また、甲状腺が大きくなり首の前面がはれたり、眼球が突出したりすることもあります。
血液検査では、血液中のT4、T3濃度は高値になります。
下垂体から出る TSHはT4、T3が多くなれば抑制されるので、血液中のTSH濃度は低値を示します。また、TSH受容体に対する自己抗体も血液検査で調べることができ、バセドー病の95%以上で陽性となります。
TSH受容体抗体(TRAb)が強陽性であればあるほどバセドー病の勢いも強いと言えます。
抗甲状腺剤を飲み続けて甲状腺の機能が正常化してくるとTRAb値もしだいに低くなってきますが、TRAbが陽性である間はバセドー病の活動性があると考えられるので抗甲状腺剤を続けて飲む必要があります。

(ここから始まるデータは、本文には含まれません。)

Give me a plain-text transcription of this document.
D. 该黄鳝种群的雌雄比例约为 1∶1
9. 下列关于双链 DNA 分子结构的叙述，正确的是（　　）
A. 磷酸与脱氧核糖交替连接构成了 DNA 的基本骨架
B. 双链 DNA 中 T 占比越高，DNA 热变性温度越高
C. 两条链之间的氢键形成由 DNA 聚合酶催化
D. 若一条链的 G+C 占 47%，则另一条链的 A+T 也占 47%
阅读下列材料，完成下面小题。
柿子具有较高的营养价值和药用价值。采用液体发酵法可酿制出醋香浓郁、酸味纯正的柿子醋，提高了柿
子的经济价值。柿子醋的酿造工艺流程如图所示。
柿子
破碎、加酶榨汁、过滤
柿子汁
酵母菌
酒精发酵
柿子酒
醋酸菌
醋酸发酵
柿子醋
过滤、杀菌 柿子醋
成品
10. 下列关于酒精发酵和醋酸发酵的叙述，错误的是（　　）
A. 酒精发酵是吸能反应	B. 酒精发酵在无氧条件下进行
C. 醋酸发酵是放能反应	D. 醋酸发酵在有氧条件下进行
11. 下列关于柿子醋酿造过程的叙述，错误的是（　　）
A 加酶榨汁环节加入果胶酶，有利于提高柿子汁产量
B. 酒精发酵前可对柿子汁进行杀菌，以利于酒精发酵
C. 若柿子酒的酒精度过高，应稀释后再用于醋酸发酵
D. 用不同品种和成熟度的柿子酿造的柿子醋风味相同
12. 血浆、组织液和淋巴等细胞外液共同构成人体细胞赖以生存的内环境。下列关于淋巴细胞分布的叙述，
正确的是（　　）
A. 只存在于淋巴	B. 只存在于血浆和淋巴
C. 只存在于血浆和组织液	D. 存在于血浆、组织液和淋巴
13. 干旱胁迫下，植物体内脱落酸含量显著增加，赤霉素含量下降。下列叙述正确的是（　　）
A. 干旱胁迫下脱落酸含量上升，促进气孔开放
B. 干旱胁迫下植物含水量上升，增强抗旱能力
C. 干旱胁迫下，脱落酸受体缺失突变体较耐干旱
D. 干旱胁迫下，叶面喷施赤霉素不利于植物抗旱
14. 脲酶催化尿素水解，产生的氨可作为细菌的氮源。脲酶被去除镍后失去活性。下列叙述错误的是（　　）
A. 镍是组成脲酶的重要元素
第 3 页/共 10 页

治療方針は多すぎる甲状腺ホルモンを減らして甲状腺機能を正常化させることです。
このためには抗甲状腺剤の内服による内科的な治療、甲状腺を一部切除する(亜全摘術)外科治療、放射性ヨード(131I)による放射線治療などがありますが、いずれも甲状腺ホルモンを減らすための対症療法であり、完治させることはむずかしく、甲状腺機能を正常化させバセドー病が自然によくなるのを気長に待つという方針となります。
どの治療法も一長一短ですが、普通は抗甲状腺剤による内科的治療からはじめるのが原則です。